March 1, 2015

No highways, no byways at sea

I WAS SURPRISED to find that Robert Macfarlane had included two chapters on the sea in his popular book The Old Ways (Penguin Books). The ways he’s talking about are the ones on land, the ancient paths, lanes, byways, and roads that restless humans have traveled since before the beginning of recorded history.
“We think of paths as existing only on land, but the sea has its paths too,” Macfarlane declares. He goes on to talk about a network of “sea roads” and the astonishing fact that they carried maritime traffic “dating back at least to the Mesolithic [era], and intense activity for the three millennia before Rome built its roads.”

Well, Macfarlane is a landscape mystic, of course, and not unacquainted with hyperbole. There have never been roads for sailing ships. One of the glories of the open sea is that you are mostly free to go where you want. You find your own way. There are no marked highways that you must stick to. And that’s lucky for us, because a sailboat could rarely follow a road at sea even if there were one.

There are a few straits and channels that funnel ships into narrow waters, it’s true, but even they must be wide enough to tack in, otherwise no sailing ship would dare use them.  Motor ships are better at following shipping “lanes,” of course, but there were no motor ships around in the Mesolithic era, or when Roman slaves were building roads for Caesar’s legions.

What sailing ships follow are “routes,” not “roads.” In fact, roads, as the word is known to sailors, are open anchorages, commonly used in Europe and other parts of the world while waiting for the wind or tidal stream to change direction. Routes, on the other hand, are general directions for making passages between ports, and were originally dictated by the strength and direction of the prevailing ocean winds.

It would seem that some time after Romans were building roads on land, sailors at sea discovered the system of rotating weather systems that allowed ships to cross the Atlantic from east to west by first going far south, and then to return to Europe by first sailing north.
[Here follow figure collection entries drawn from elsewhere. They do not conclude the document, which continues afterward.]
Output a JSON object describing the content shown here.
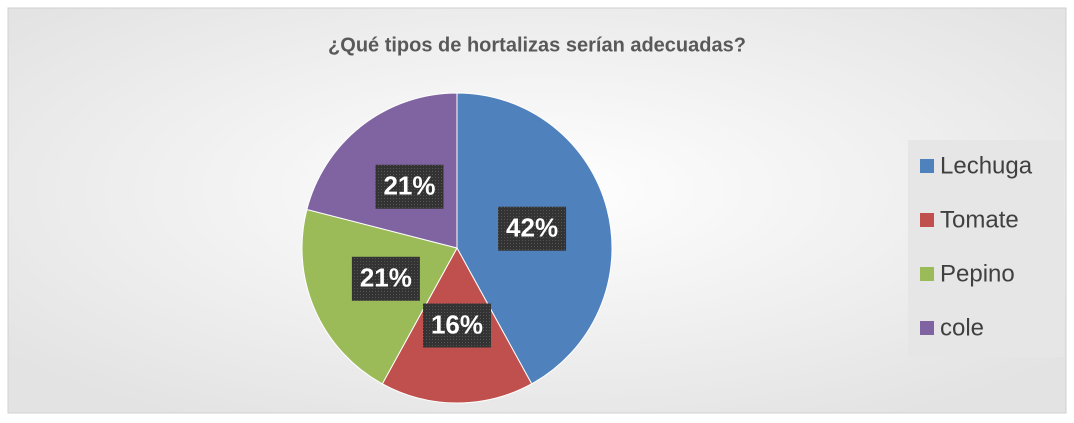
{
  "chart_data": {
    "type": "pie",
    "title": "¿Qué tipos de hortalizas serían adecuadas?",
    "categories": [
      "Lechuga",
      "Tomate",
      "Pepino",
      "cole"
    ],
    "values": [
      42,
      16,
      21,
      21
    ],
    "value_labels": [
      "42%",
      "16%",
      "21%",
      "21%"
    ],
    "colors": [
      "#4f81bd",
      "#c0504d",
      "#9bbb59",
      "#8064a2"
    ],
    "legend": "right"
  }
}
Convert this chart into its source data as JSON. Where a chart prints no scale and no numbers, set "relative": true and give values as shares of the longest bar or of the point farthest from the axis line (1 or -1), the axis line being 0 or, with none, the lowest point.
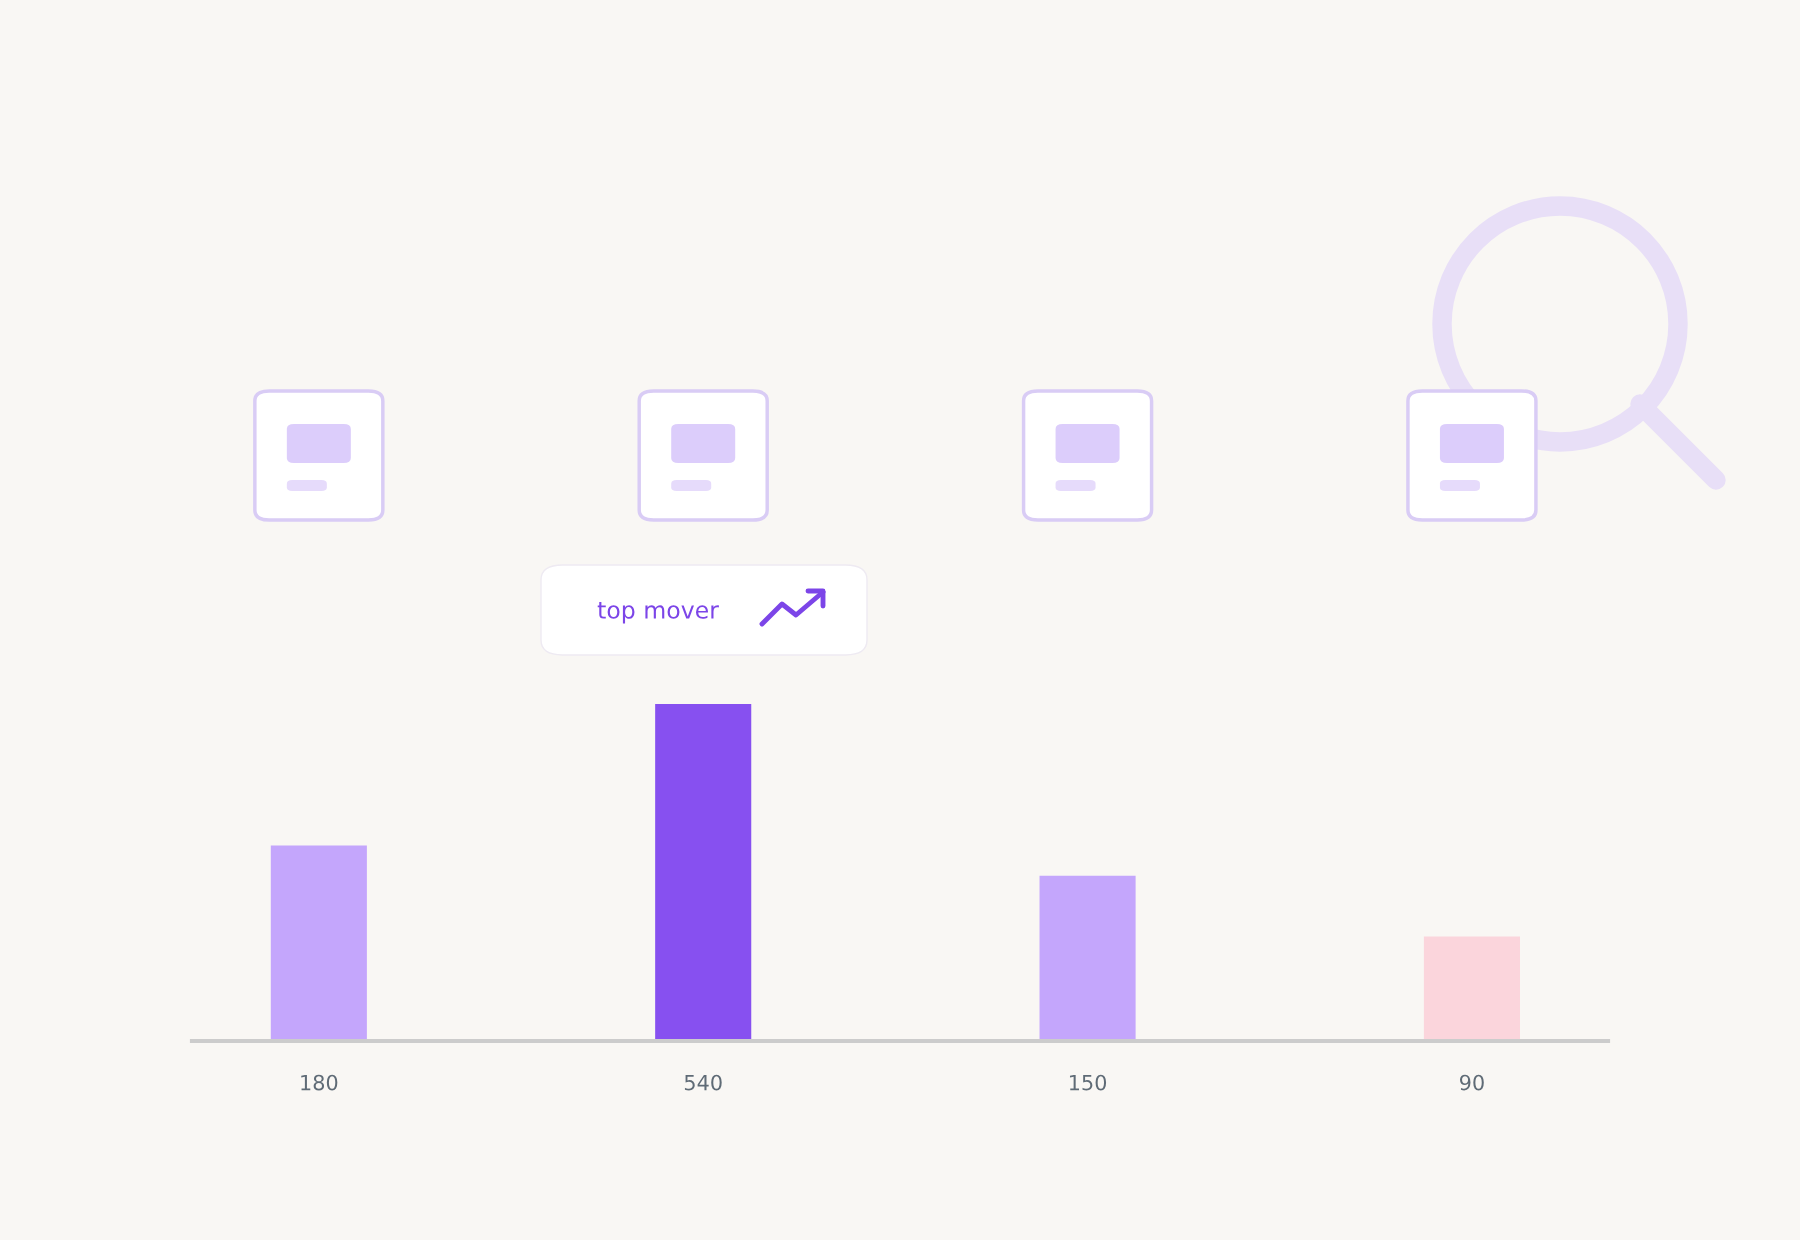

Then they found they could take advantage of the Roaring Forties to circle the Southern Hemisphere, and so forth; but I expect the Arabs or the Phoenicians had discovered the handy monsoon winds of the Indian Ocean, which enabled them to trade with East Africa, long before that.

Ships leave no tracks in the ocean. There are no cairns or milestones, or signposts to designate roads. A swirl of wake and a temporary patch of foam, and soon no evidence exists that a ship has passed by here.  Each ship makes its own road in the sea, and immediately the sea erases all signs of its passage.

Anyone who has a boat and access to a branch of the sea anywhere has access to all seas everywhere. That’s the magic of owning boat. You are within reach of all other boats all over the world. And you don’t need a road to get there.

Today’s Thought
I like a road that leads away to prospects bright and fair,
A road that is an ordered road, like a nun’s evening prayer;
But best of all I love a road that leads to God knows where.
— Charles Hanson Towne, The Best Road of All

Tailpiece
Last week a local Small Claims Court judge told a nervous woman witness to make herself at ease, and talk to him as if she were talking to her husband or friends.
The case is still proceeding.

1 comment:

Jordan said...

Very insightful post. There's something very zen that, because of the water cycle, we're sailing the same seas as those Mesolithic sailors were - but at the same time, not following the exact path! Thanks for sharing.